So, the question is, have you considered just using CBOR or some other standard serialization format? We have codecs defined for git, eth, btc, etc. because these systems all existed before IPLD.

They seem to throw errors when we try to define CIDs with custom codecs. Is this the behaviour we should expect?

Ideally, no. We should consider allowing arbitrary unknown CID codecs, failing only when we try to decode a given block. Mind opening issues in js-cid, rust-cid, and go-cid?

Stebalien avatar May 06 '19 18:05 Stebalien

Ideally, no. We should consider allowing arbitrary unknown CID codecs, failing only when we try to decode a given block. Mind opening issues in js-cid, rust-cid, and go-cid?

You can’t encode the CID if you can’t map the codec string key to a multicodec hex value, that’s why they throw.

mikeal avatar May 06 '19 18:05 mikeal

You can’t encode the CID if you can’t map the codec string key to a multicodec hex value, that’s why they throw.

https://github.com/multiformats/js-cid/pull/72 is related as it would allow to pass in a number instead of a string.

vmx avatar May 07 '19 17:05 vmx

multiformats/js-cid#72 is related as it would allow to pass in a number instead of a string.

Sure, but it’ll still throw when you decode the CID. The way the CID interfaces are built assume they have a map to the string value and back.
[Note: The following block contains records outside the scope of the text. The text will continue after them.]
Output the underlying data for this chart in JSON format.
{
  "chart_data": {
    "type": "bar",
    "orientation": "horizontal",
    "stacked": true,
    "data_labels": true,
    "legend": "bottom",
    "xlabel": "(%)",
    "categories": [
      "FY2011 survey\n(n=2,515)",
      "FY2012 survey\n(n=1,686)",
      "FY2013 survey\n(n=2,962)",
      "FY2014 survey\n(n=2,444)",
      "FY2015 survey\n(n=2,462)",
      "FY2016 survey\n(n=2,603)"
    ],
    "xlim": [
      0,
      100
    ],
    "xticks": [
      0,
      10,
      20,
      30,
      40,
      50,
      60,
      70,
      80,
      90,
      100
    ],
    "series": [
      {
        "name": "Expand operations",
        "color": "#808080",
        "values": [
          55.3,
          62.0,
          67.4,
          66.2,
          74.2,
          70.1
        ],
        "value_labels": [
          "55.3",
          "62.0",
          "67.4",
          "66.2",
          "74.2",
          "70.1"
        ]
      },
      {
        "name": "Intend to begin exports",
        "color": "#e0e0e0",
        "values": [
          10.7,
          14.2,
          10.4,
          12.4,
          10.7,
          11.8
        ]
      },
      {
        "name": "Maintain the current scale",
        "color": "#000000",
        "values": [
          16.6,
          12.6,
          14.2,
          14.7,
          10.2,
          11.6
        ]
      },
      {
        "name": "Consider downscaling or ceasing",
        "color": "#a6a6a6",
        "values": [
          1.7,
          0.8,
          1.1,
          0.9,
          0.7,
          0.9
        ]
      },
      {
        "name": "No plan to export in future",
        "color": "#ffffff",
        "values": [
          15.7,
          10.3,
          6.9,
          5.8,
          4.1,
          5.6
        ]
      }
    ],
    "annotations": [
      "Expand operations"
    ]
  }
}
It’s pretty involved even adding codecs to these maps for the purpose of developing new codecs, it’s an area we should consider improving the experience of in a broader way than just the one issue.

mikeal avatar May 07 '19 17:05 mikeal

it’s an area we should consider improving the experience of in a broader way than just the one issue.

@mikeal js-ipld is already using numbers instead of strings for codecs for that reason.

vmx avatar May 07 '19 17:05 vmx

@vmx CID instances expose the string key for the codec property though, so as soon as you get to that stage you need a string value unless we want to push out a breaking change to that interface. A fair amount of code assumes it is a string value today. While I think the new stack could easily support numeric values internally it still produces CID instances and the consumers probably assume the codec property is a string.

mikeal avatar May 07 '19 17:05 mikeal

@mikeal Good point. Though you could probably just create a string (e.g. unknown-<the-codec-number> if it isn't known and things should still work. What I try to say is, that we should keep that case in mind and keep moving into that direction. But I agree currently it's not easily possible.

vmx avatar May 07 '19 18:05 vmx

What I try to say is, that we should keep that case in mind and keep moving into that direction. But I agree currently it's not easily possible.

I totally agree. I think we should zoom out a little and ask “what would make using/developing new codecs better?” If we spent a little more time considering the full use case I think we’ll find a better overall direction and changes to multiple libraries that can improve this.